Страница 20 из 61
В глубине души Пальмерстона интересовало, какого мнения о «Дневнике» Виктория. Позолоченного циферблата как раз прозвонивших четыре часов коснулся солнечный луч.
— Все, - сказала королева и встала, давая понять министрам, что аудиенция окончена.
Когда оба спускались по большой лестнице, граф Грей остановился под трофеями, словно придававшими его словам категоричности:
— Мистеру Бруку следовало бы знать, что настоящий джентльмен любой ценой избегает осложнений.
Пальмерстон покачал головой.
— Порой я думаю, что осложнения, наоборот, подпитывают мистера Брука: так из перегноя вырастают грибы.
24 декабря капитан Манди поднял над Лабуа-ном «Юнион-Джек». Омар Али не отказался бы от какого-нибудь вознаграждения, но ему холодно объяснили, что Лабуан - это цена за прощение королевы. Договор о передаче был короток и поразительно односторонен. Что касается султана, он был не в состоянии спорить: монарх не только понес наказание за то, что обстрелял знамена Виктории, но и страдал раком ротовой полости, придававшим ему крайне жуткий вид.
У воздуха изменился вкус, а главное - изменился сам дух: на смену миру Джейн Остин пришел мир Теккерея. С тех пор как графит теней посыпали мелом яркие газовые лампы, иным стало даже освещение. Однако в тот вечер свет стеклянных колпаков заливал зал молочным абсентом, который лишал стоявшие в больших фарфоровых вазах торнеливые букеты тех шелковистых отблесков, что так часто по ним пробегали. Сквозь латунные решетки с вырезами в форме ромашек горячо дышали калориферы, запахи были благопристойные, хотя и непростые, и собравшаяся в гостиных Гановер-Сквэр-Мэншн многочисленная, но избранная публика слушала лекцию Джеймса Брука о даякской цивилизации.
Благодаря публикации «Дневника» Джеймс стал заметной фигурой. Лондон подготовил восторженный прием мистеру Бруку, генеральному консулу Борнео, и правительство ее величества из пожаловало ему вдобавок титул губернатора Лабуана с ежегодным окладом две тысячи фунтов стерлингов. Как раджа он пользовался колоссальным, пусть и абстрактным авторитетом некоего мифического персонажа. Впрочем, королева пожаловала титул Великого Командора Ордена Бани вовсе не радже, а мистеру Бруку, и, пригласив его в Виндзор, представила королевскому семейству: принц Альберт буквально засыпал его вопросами. Оксфордский университет присвоил Джеймсу звание доктора honoris causa[53], а Сити назвал своим почетным гражданином и устроил ему банкет в Гилдхолле. Джеймс стал также почетным членом «Атенеума» - его разрывали на части.

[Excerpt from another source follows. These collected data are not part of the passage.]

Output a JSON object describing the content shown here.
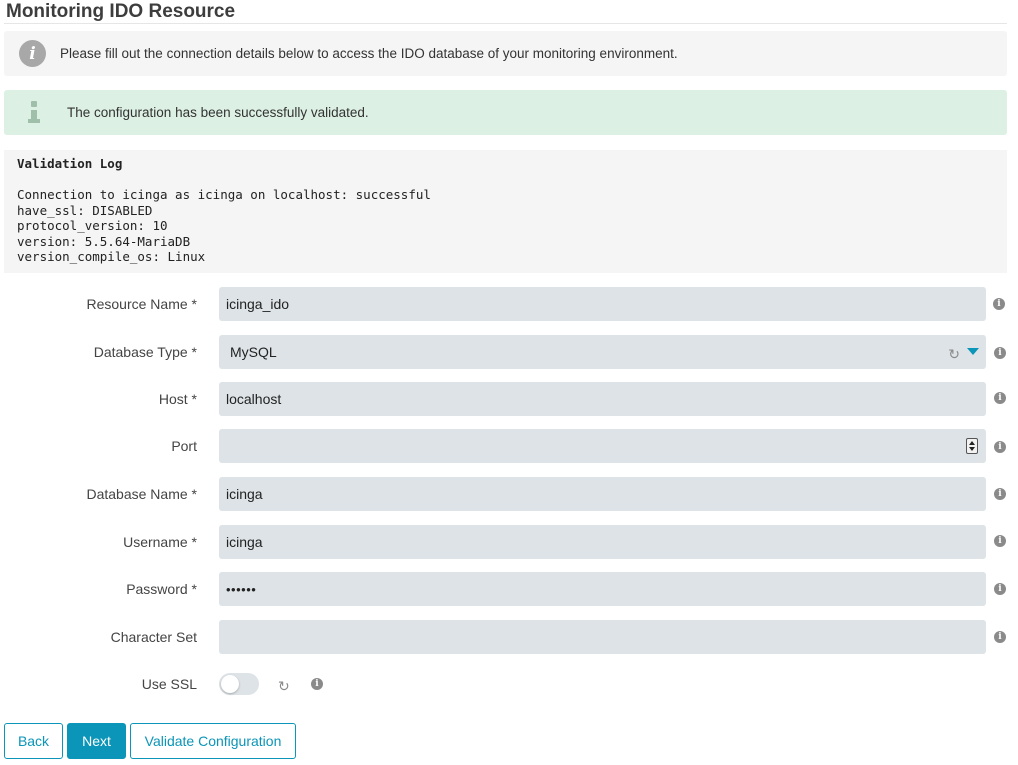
{
  "page": {
    "title": "Monitoring IDO Resource"
  },
  "notices": {
    "info": "Please fill out the connection details below to access the IDO database of your monitoring environment.",
    "success": "The configuration has been successfully validated."
  },
  "validation_log": {
    "title": "Validation Log",
    "lines": [
      "Connection to icinga as icinga on localhost: successful",
      "have_ssl: DISABLED",
      "protocol_version: 10",
      "version: 5.5.64-MariaDB",
      "version_compile_os: Linux"
    ]
  },
  "form": {
    "resource_name": {
      "label": "Resource Name *",
      "value": "icinga_ido"
    },
    "database_type": {
      "label": "Database Type *",
      "value": "MySQL"
    },
    "host": {
      "label": "Host *",
      "value": "localhost"
    },
    "port": {
      "label": "Port",
      "value": ""
    },
    "database_name": {
      "label": "Database Name *",
      "value": "icinga"
    },
    "username": {
      "label": "Username *",
      "value": "icinga"
    },
    "password": {
      "label": "Password *",
      "value": "••••••"
    },
    "character_set": {
      "label": "Character Set",
      "value": ""
    },
    "use_ssl": {
      "label": "Use SSL",
      "checked": false
    }
  },
  "buttons": {
    "back": "Back",
    "next": "Next",
    "validate": "Validate Configuration"
  },
  "icons": {
    "info": "i",
    "help": "i",
    "refresh": "↻"
  },
  "colors": {
    "accent": "#0b95b8",
    "success_bg": "#dcf0e4",
    "input_bg": "#dde3e6",
    "panel_bg": "#f5f5f5"
  }
}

За лекцией последовал прием. В публике преобладали осенние краски - светлыми оставались лишь лица, манишки да перчатки. Палантины из меха выдры и кашемировые шали с жадностью губок поглощали свет. Порой среди телесного гипса влажным и словно искусственным блеском внезапно вспыхивали женские глаза. Сталкивались каркасы кринолинов, и в непрестанной суматохе под непрестанные извинения разрывались каблуками ботинок воланы.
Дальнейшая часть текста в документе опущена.